Вам, быть может, покажется странным моя фраза насчет чешского языка как родного. В конце концов, разве я не родился в чешской провинции старой империи и не был сыном чеха? С какой стати мне говорить на каком-то еще наречии? Да, мой отец действительно был выходцем из крестьянской семьи, обитавшей в деревушке в Восточной Богемии.

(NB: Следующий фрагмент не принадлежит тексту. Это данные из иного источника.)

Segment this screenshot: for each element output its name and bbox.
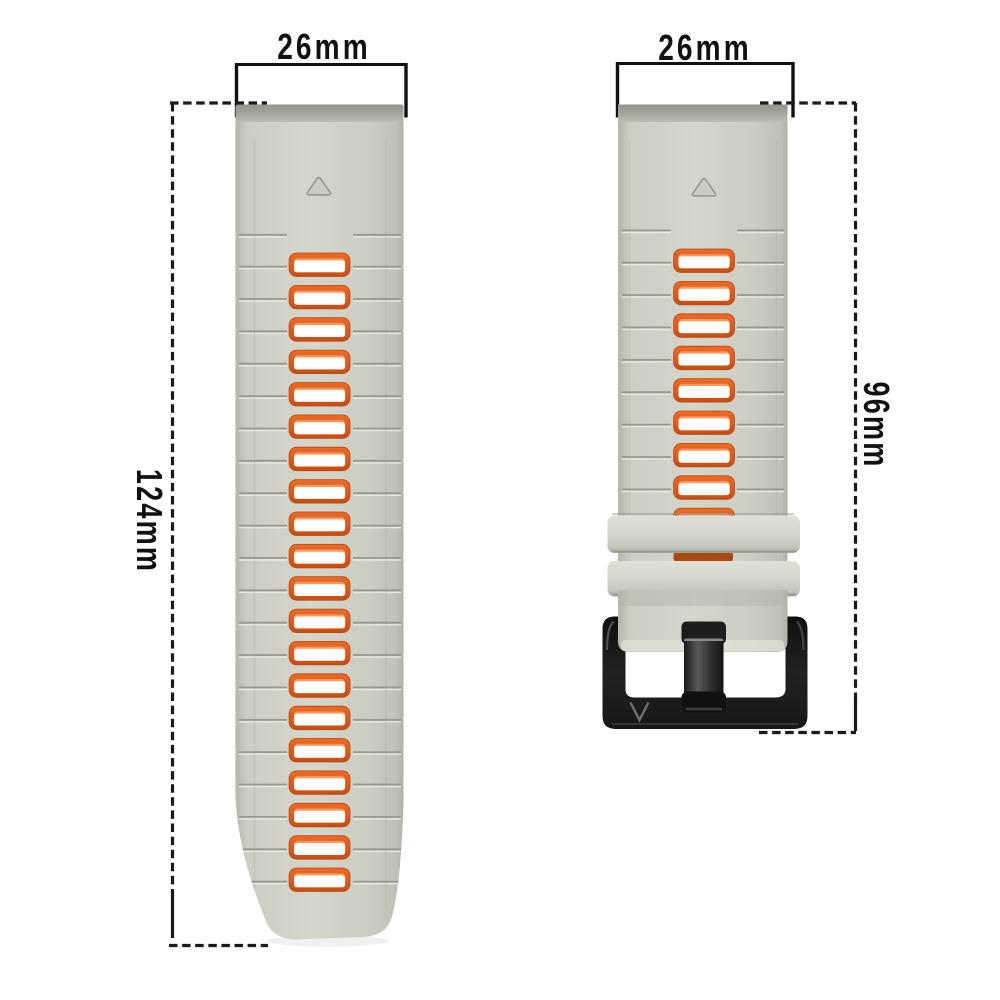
svg-text:26mm: 26mm [658,28,752,68]
svg-text:26mm: 26mm [277,27,371,67]
svg-text:124mm: 124mm [129,469,170,573]
svg-text:96mm: 96mm [856,381,897,468]
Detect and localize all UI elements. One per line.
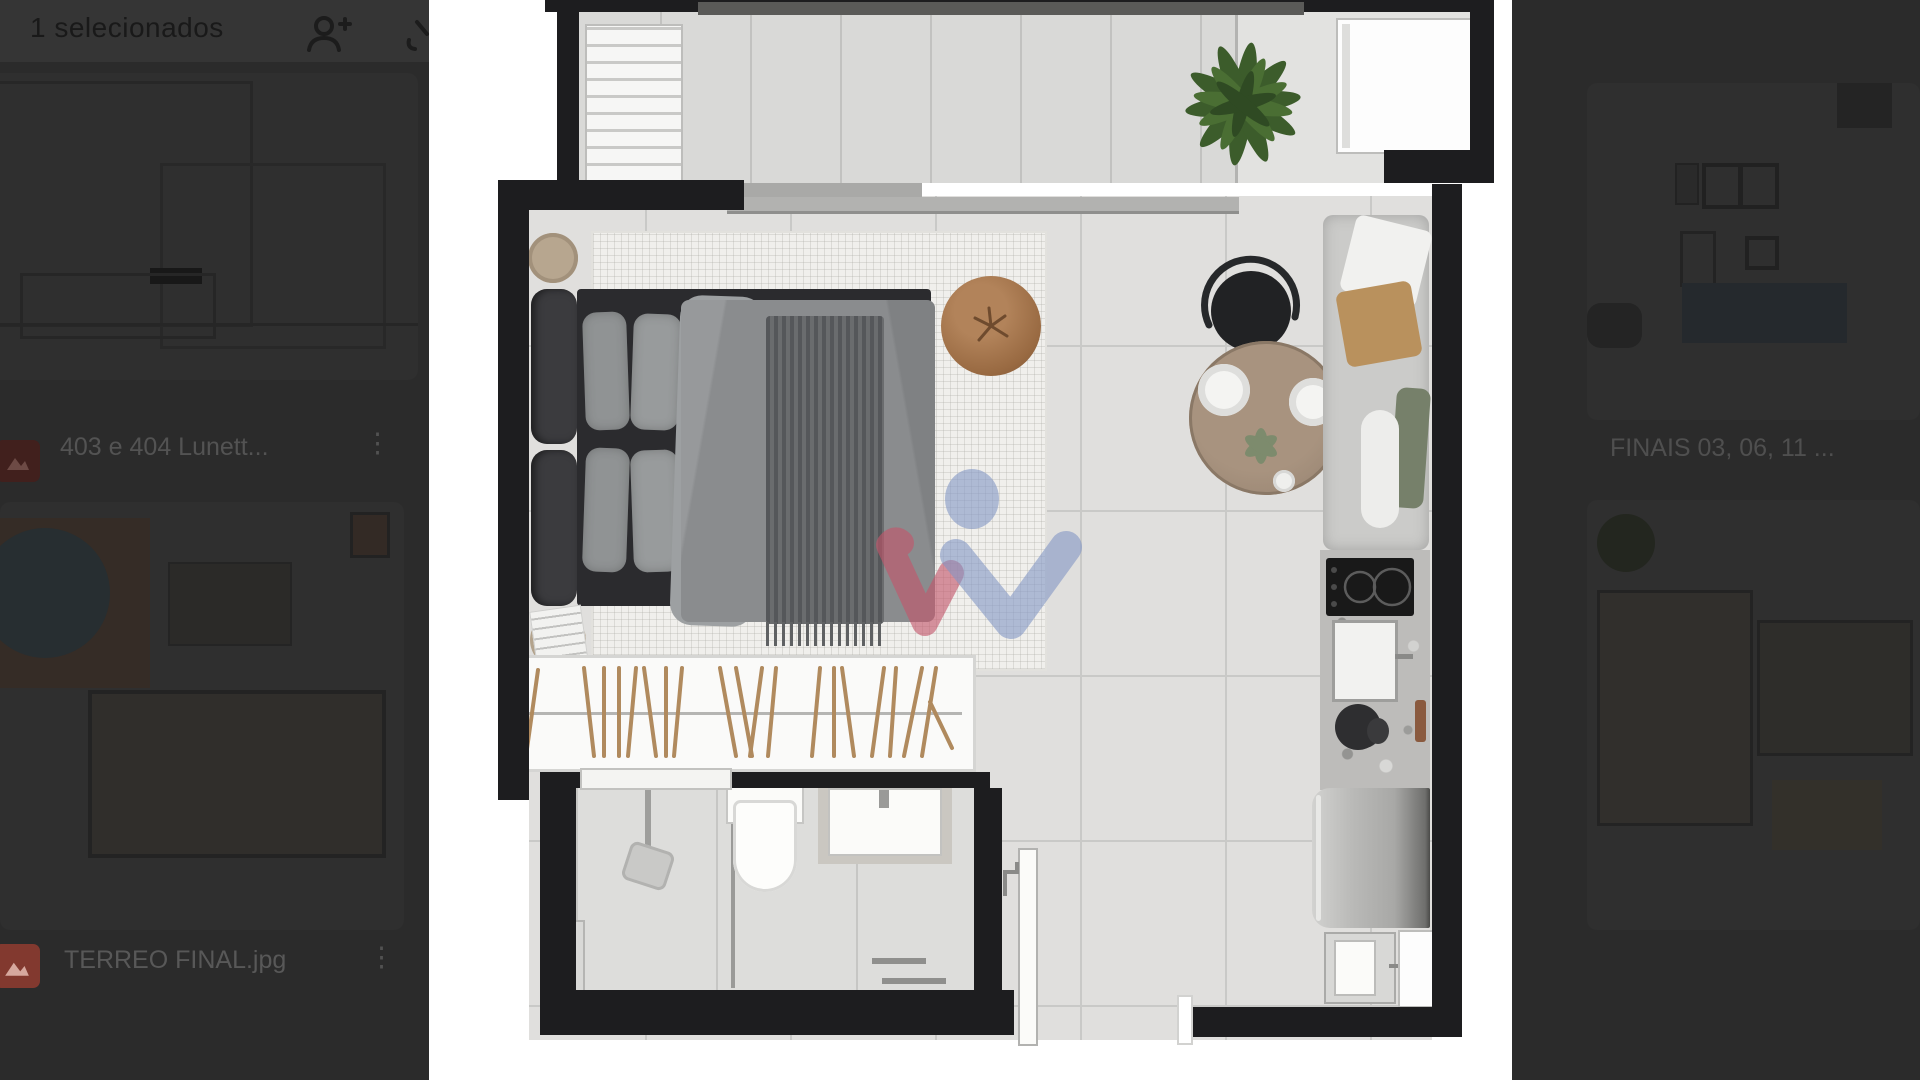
thumb-furniture: [1675, 163, 1699, 205]
thumb-plan-lines: [0, 323, 418, 326]
thumb-counter: [1682, 283, 1847, 343]
thumbnail-card-right-top[interactable]: [1587, 83, 1920, 420]
thumbnail-card-403[interactable]: [0, 73, 418, 380]
wall-room-topleft: [498, 180, 744, 210]
wall-under-cabinet: [1384, 150, 1492, 183]
bed-pillow: [630, 313, 682, 431]
thumbnail-card-right-bottom[interactable]: [1587, 500, 1920, 930]
image-file-icon: [0, 440, 40, 482]
entry-door-leaf: [1018, 848, 1038, 1046]
thumb-room: [88, 690, 386, 858]
file-name-403[interactable]: 403 e 404 Lunett...: [60, 433, 269, 462]
image-file-icon: [0, 944, 40, 988]
shower-rod: [645, 790, 651, 848]
cooktop-burners: [1326, 558, 1414, 616]
watermark-logo: [859, 455, 1089, 655]
selection-count-label: 1 selecionados: [30, 12, 224, 44]
table-plant: [1229, 418, 1293, 474]
thumbnail-card-terreo[interactable]: [0, 502, 404, 930]
side-table: [528, 233, 578, 283]
thumb-furniture: [1772, 780, 1882, 850]
thumb-plan-lines: [20, 273, 216, 339]
sliding-door-track: [727, 197, 1239, 214]
thumb-room: [350, 512, 390, 558]
download-icon[interactable]: [405, 14, 429, 56]
preview-image-floorplan[interactable]: [429, 0, 1512, 1080]
thumb-furniture: [1680, 231, 1716, 287]
fridge: [1312, 788, 1430, 928]
bathroom-sliding-door: [580, 768, 732, 790]
balcony-cabinet: [1336, 18, 1477, 154]
towel-bar: [882, 978, 946, 984]
thumb-furniture: [1587, 303, 1642, 348]
table-bowl: [1273, 470, 1295, 492]
headboard-cushion: [531, 450, 577, 606]
balcony-plant: [1171, 32, 1315, 176]
wardrobe-hangers: [524, 662, 962, 764]
thumb-room: [1597, 590, 1753, 826]
vanity-faucet: [879, 790, 889, 808]
laundry-basin: [1334, 940, 1376, 996]
entry-door-handle: [999, 860, 1019, 900]
more-options-icon[interactable]: ⋮: [1910, 432, 1920, 459]
bed-pillow: [582, 447, 630, 572]
counter-jar: [1415, 700, 1426, 742]
more-options-icon[interactable]: ⋮: [364, 430, 391, 457]
thumb-plant: [1597, 514, 1655, 572]
selection-toolbar: 1 selecionados: [0, 0, 429, 62]
wall-right: [1432, 184, 1462, 1037]
sink-faucet: [1395, 654, 1413, 659]
drive-preview-screen: 1 selecionados 403 e 404 Lunett... ⋮ TER…: [0, 0, 1920, 1080]
window-frame-bar: [698, 2, 1304, 15]
bench-pillow-tan: [1335, 280, 1423, 368]
bench-roll-pillow: [1361, 410, 1399, 528]
thumb-table: [168, 562, 292, 646]
file-name-terreo[interactable]: TERREO FINAL.jpg: [64, 946, 286, 975]
headboard-cushion: [531, 289, 577, 444]
ac-louver-unit: [585, 24, 683, 182]
thumb-room: [1757, 620, 1913, 756]
file-name-finais[interactable]: FINAIS 03, 06, 11 ...: [1610, 434, 1835, 463]
thumb-furniture: [1837, 83, 1892, 128]
place-setting: [1198, 364, 1250, 416]
more-options-icon[interactable]: ⋮: [368, 944, 395, 971]
toilet-bowl: [733, 800, 797, 892]
thumb-furniture: [1739, 163, 1779, 209]
wall-bathroom-right: [974, 788, 1002, 995]
person-add-icon[interactable]: [302, 12, 352, 56]
balcony-cabinet-shadow: [1342, 24, 1350, 148]
wall-left: [498, 180, 529, 800]
kitchen-sink: [1332, 620, 1398, 702]
fridge-handle: [1316, 795, 1321, 921]
bed-pillow: [582, 311, 630, 430]
thumb-furniture: [1745, 236, 1779, 270]
wall-balcony-left: [557, 0, 579, 183]
towel-bar: [872, 958, 926, 964]
wall-bathroom-bottom: [554, 990, 1014, 1035]
kettle-lid: [1367, 718, 1389, 744]
pouf-crease: [941, 276, 1041, 376]
door-threshold: [1177, 995, 1193, 1045]
thumb-furniture: [1702, 163, 1742, 209]
wall-bottom-right: [1187, 1007, 1462, 1037]
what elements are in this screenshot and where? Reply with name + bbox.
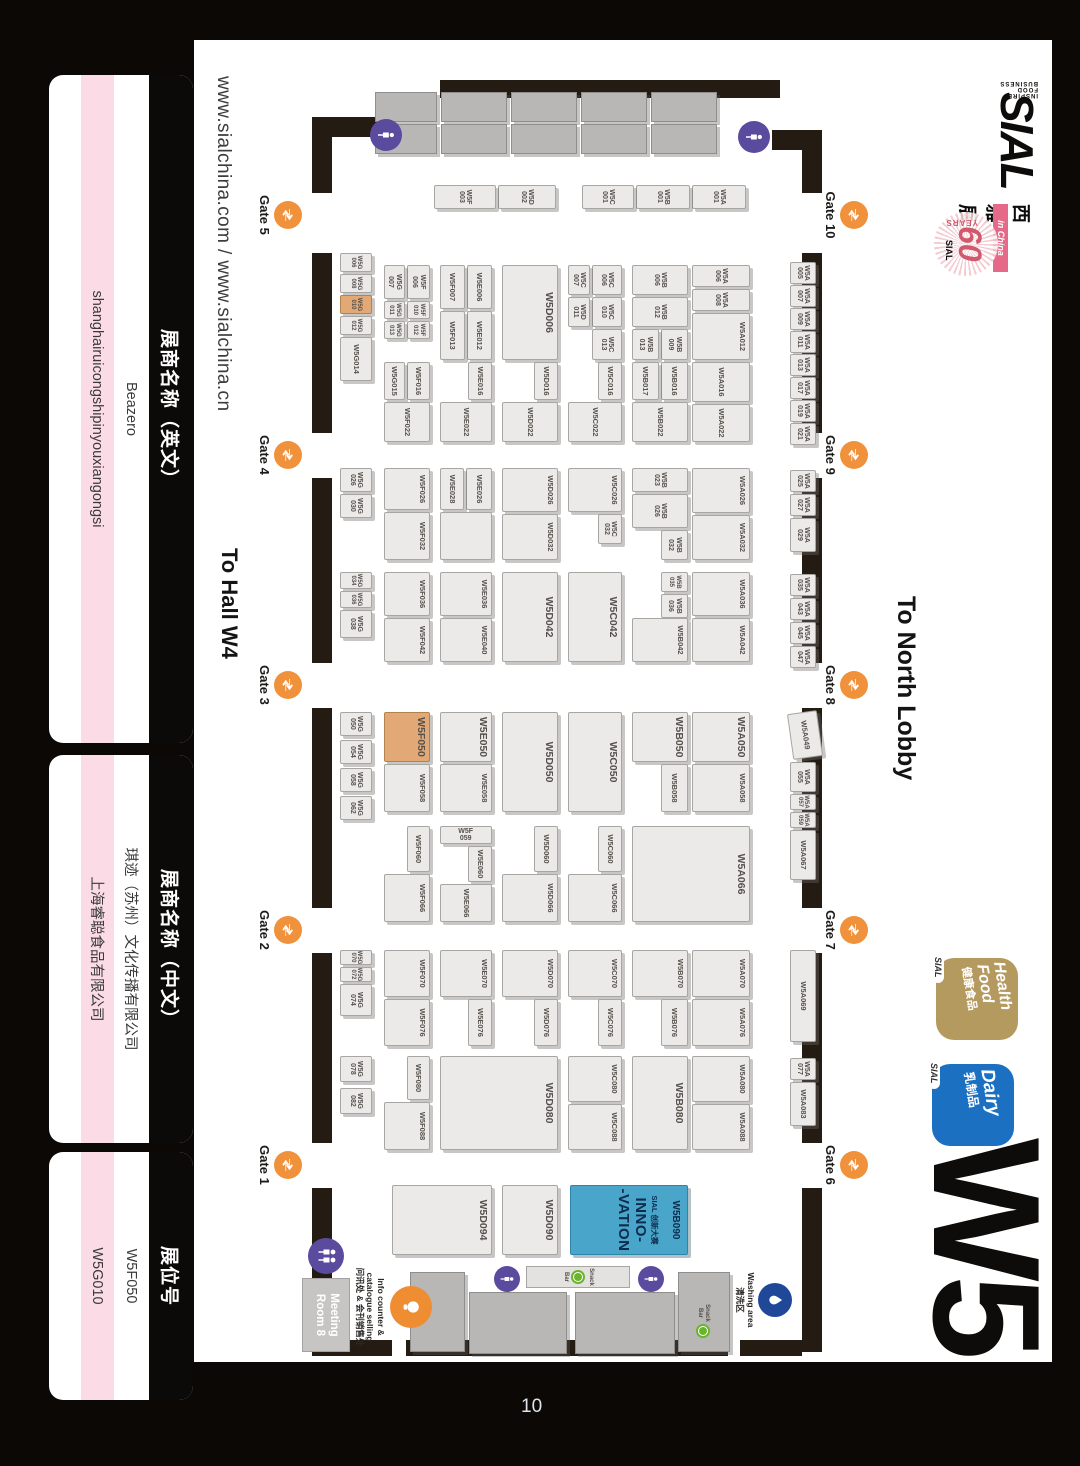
booth-label: W5C 013	[600, 337, 615, 353]
booth-W5D080: W5D080	[440, 1056, 558, 1150]
booth-W5D090: W5D090	[502, 1185, 558, 1255]
gate-label: Gate 9	[822, 420, 838, 490]
booth-W5C006: W5C 006	[592, 265, 622, 295]
toilet-icon	[494, 1266, 520, 1292]
booth-W5A005: W5A 005	[790, 262, 816, 284]
booth-W5F058: W5F058	[384, 764, 430, 812]
booth-label: W5B 013	[638, 337, 653, 353]
booth-W5G013: W5G 013	[384, 321, 405, 339]
booth-label: W5G014	[352, 344, 360, 374]
hall-wall	[312, 953, 332, 1143]
booth-W5F007: W5F007	[440, 265, 465, 309]
booth-W5G006: W5G 006	[340, 253, 372, 272]
booth-label: W5C070	[610, 959, 621, 988]
booth-label: W5G 034	[350, 574, 363, 588]
booth-W5A088: W5A088	[692, 1104, 750, 1150]
booth-label: W5G 058	[349, 772, 364, 788]
gate-swap-icon	[274, 1151, 302, 1179]
booth-label: W5D026	[546, 475, 557, 504]
booth-W5D066: W5D066	[502, 874, 558, 922]
booth-label: W5B017	[642, 366, 650, 395]
booth-label: W5G 007	[387, 274, 402, 290]
booth-W5G050: W5G 050	[340, 712, 372, 736]
booth-label: W5B042	[676, 625, 687, 654]
booth-W5F006: W5F 006	[407, 265, 430, 299]
booth-label: W5A 027	[796, 497, 811, 513]
table-block-name-en: 展商名称（英文） Beazero shanghairuicongshipinyo…	[49, 75, 193, 743]
gate-swap-icon	[274, 201, 302, 229]
booth-label: W5D050	[543, 742, 557, 783]
booth-label: W5C060	[606, 834, 614, 863]
gate-label: Gate 5	[256, 180, 272, 250]
gate-label: Gate 10	[822, 180, 838, 250]
service-block	[651, 124, 717, 154]
booth-label: W5E006	[476, 273, 484, 302]
booth-W5B016: W5B016	[661, 362, 688, 400]
washing-area-label: Washing area 清洗区	[735, 1250, 756, 1350]
hall-wall	[312, 708, 332, 908]
booth-label: W5A070	[738, 959, 749, 988]
booth-label: W5F050	[415, 717, 429, 757]
booth-W5C001: W5C 001	[582, 185, 634, 209]
meeting-room-label: Meeting Room 8	[312, 1279, 340, 1351]
booth-W5G007: W5G 007	[384, 265, 405, 299]
service-block	[375, 92, 437, 122]
booth-label: W5B076	[671, 1008, 679, 1037]
booth-label: W5G 038	[349, 616, 364, 632]
booth-label: W5F 006	[411, 275, 426, 290]
booth-label: W5C088	[610, 1112, 621, 1141]
booth-label: W5D 002	[520, 189, 535, 205]
booth-label: W5F 010	[412, 304, 425, 317]
booth-W5E006: W5E006	[467, 265, 492, 309]
booth-label: W5A 001	[712, 189, 727, 205]
gate-swap-icon	[840, 441, 868, 469]
booth-W5D002: W5D 002	[498, 185, 556, 209]
column-header: 展商名称（中文）	[149, 755, 193, 1143]
booth-W5E060: W5E060	[468, 846, 492, 882]
booth-W5C070: W5C070	[568, 950, 622, 997]
booth-label: W5D070	[546, 959, 557, 988]
booth-label: W5B 026	[653, 503, 668, 519]
booth-W5F070: W5F070	[384, 950, 430, 997]
snack-bar: Snack Bar	[526, 1266, 630, 1288]
booth-label: W5G 074	[349, 992, 364, 1008]
booth-W5A045: W5A 045	[790, 622, 816, 644]
booth-label: W5A026	[738, 476, 749, 505]
booth-label: W5C016	[606, 366, 614, 395]
gate-label: Gate 4	[256, 420, 272, 490]
booth-W5G058: W5G 058	[340, 768, 372, 792]
booth-W5A009: W5A 009	[790, 308, 816, 330]
booth-W5F080: W5F080	[407, 1056, 430, 1100]
booth-label: W5E040	[480, 626, 491, 655]
booth-W5A067: W5A067	[790, 830, 816, 880]
booth-W5F076: W5F076	[384, 999, 430, 1046]
booth-label: W5B 032	[667, 537, 682, 553]
booth-label: W5G 078	[349, 1061, 364, 1077]
booth-W5A049: W5A049	[787, 710, 823, 760]
booth-label: W5B050	[673, 717, 687, 758]
booth-label: W5A067	[799, 840, 807, 869]
booth-W5E058: W5E058	[440, 764, 492, 812]
booth-W5A055: W5A 055	[790, 762, 816, 792]
gate-label: Gate 2	[256, 895, 272, 965]
booth-W5C032: W5C 032	[598, 514, 622, 544]
booth-label: W5E022	[462, 408, 470, 437]
booth-label: W5A 029	[796, 527, 811, 543]
booth-label: W5D032	[546, 522, 557, 551]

Но подобно многим способным, деятельным людям, начав подниматься по лестнице, он вполне намеренно стал обрезать корни, связывающие его с ходившими за сохой предками.

С дедом по отцовской линии я виделся всего однажды – произошло это осенним вечером, когда мне было лет семь. Пожилой, седоусый богемский селянин в коротких штанах, сапогах до колен и в расшитой жилетке из овчины позвонил в дверь нашего дома на Ольмюцергассе и спросил отца на диалекте таком невнятном и архаичном, что даже Ганнушке пришлось переспросить, что ему нужно. Прежде чем пойти к отцу в местную контору Почт и телеграфа, старик поглядел задумчиво на нас с братом – мы из любопытства прибежали к двери – своими раскосыми серо-голубыми глазами. Лицо у него было морщинистое, словно из дубленой кожи.

– Ano hezči kluci, hezči kluci [25]25
  «Да, хорошие мальчики, хорошие мальчики» (чешск.)


[Закрыть]
, – промолвил он и уныло поплелся прочь.

Как выяснилось позже, дед был неграмотным и не доверял поездам, поэтому прошел пешком от самого Колина, чтобы сообщить сыну о смерти матери. Нет нужды говорить, отца вовсе не обрадовало неожиданное вторжение крестьянского прошлого в образцово организованный, отутюженный мир габсбургской гражданской службы. Домой тем вечером он вернулся еще более раздраженным чем обычно, и почти целый месяц с нами не разговаривал.

Тем не менее, пока мне не исполнилось восемь, отец хотя бы номинально оставался чехом. Старая Австрия обладала множеством недостатков, но дискриминация на почве национальности не входила в их число: с точки зрения Вены человек мог быть канаком или индейцем из племени мохоков, и тем не менее вполне подходить для государственной должности, при условии, что он верен династии и говорит на приемлемом официальном немецком. И все же в 1895 году мой отец испытал впечатляющее перерождение – он убедил себя, что является не чехом, но немцем.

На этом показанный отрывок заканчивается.